Academic background
- Education: B.Sc., Physiology and Pharmacology, PhD, Pharmacology University of Western Ontario
- Thesis: Actions of choline mustard aziridinium ion at the cholinergic nerve terminal

Academic work
- Institutions: Schulich School of Medicine & Dentistry

= Jane Rylett =

Canadian molecular neurobiologist

Rebecca Jane Rylett is a Canadian molecular neurobiologist. As of 2019, she is the Scientific Director of the CIHR Institute of Aging. As a Distinguished University Professor at the University of Western Ontario, Rylett also served as an Associate Dean in the Schulich School of Medicine & Dentistry and chair of the Department of Physiology and Pharmacology.

==Early life and education==
She completed her Bachelor of Science degree in physiology and pharmacology and PhD in pharmacology at the University of Western Ontario (UWO). As a graduate student, she became involved in drug trials in Alzheimer patients as part of the cellular – mechanistic studies of her thesis research.

==Career==
Following her PhD, Rylett trained in neurophysiology at University College London and neurochemistry at the Max Planck Institute for Biophysical Chemistry before being recruited to join the faculty at Schulich School of Medicine & Dentistry as the Rubinoff Scholar in Geriatrics. Upon joining the faculty, Rylett helped establish the Graduate Program in Neurosciences at UWO and served as its Director from 1994 to 2000. She was then appointed chair of the Department of Physiology and Pharmacology and co-director of the Molecular Brain Research Group at the Robarts Research Institute. While serving in these roles, Rylett also chaired the Institute Advisory Board of the Canadian Institutes of Health Research (CIHR) Institute of Aging and chaired grant review panels for the Ontario Mental Health Foundation. In 2013, Rylett was elected a Fellow of the Canadian Academy of Health Sciences and promoted to the rank of Distinguished University Professor. She was later extended as Chair of the Department of Physiology and Pharmacology to June 30, 2017 and named among 15 College of Reviewers Chairs by the CIHR.

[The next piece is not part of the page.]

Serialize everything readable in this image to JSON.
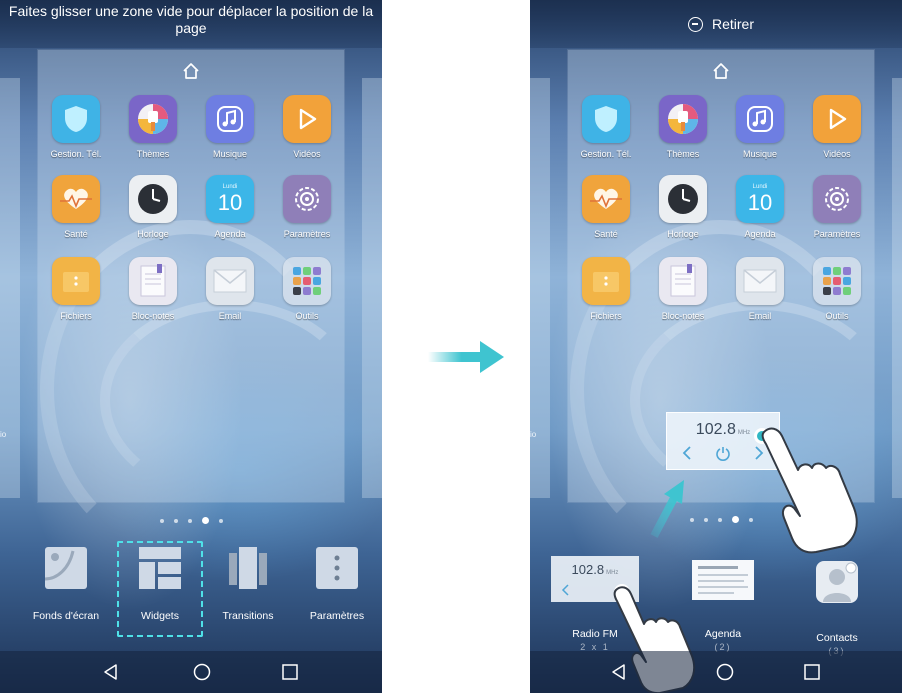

Prior to the 2017–18 academic year, Rylett was appointed Associate Dean and Director, Animal Research Facilities at the Schulich School of Medicine & Dentistry. In 2019, Rylett was appointed the Scientific Director of the CIHR Institute of Aging. Following this appointment, Rylett continued to develop research opportunities to promote healthy aging and hosted the Institute at the Robarts Research Institute.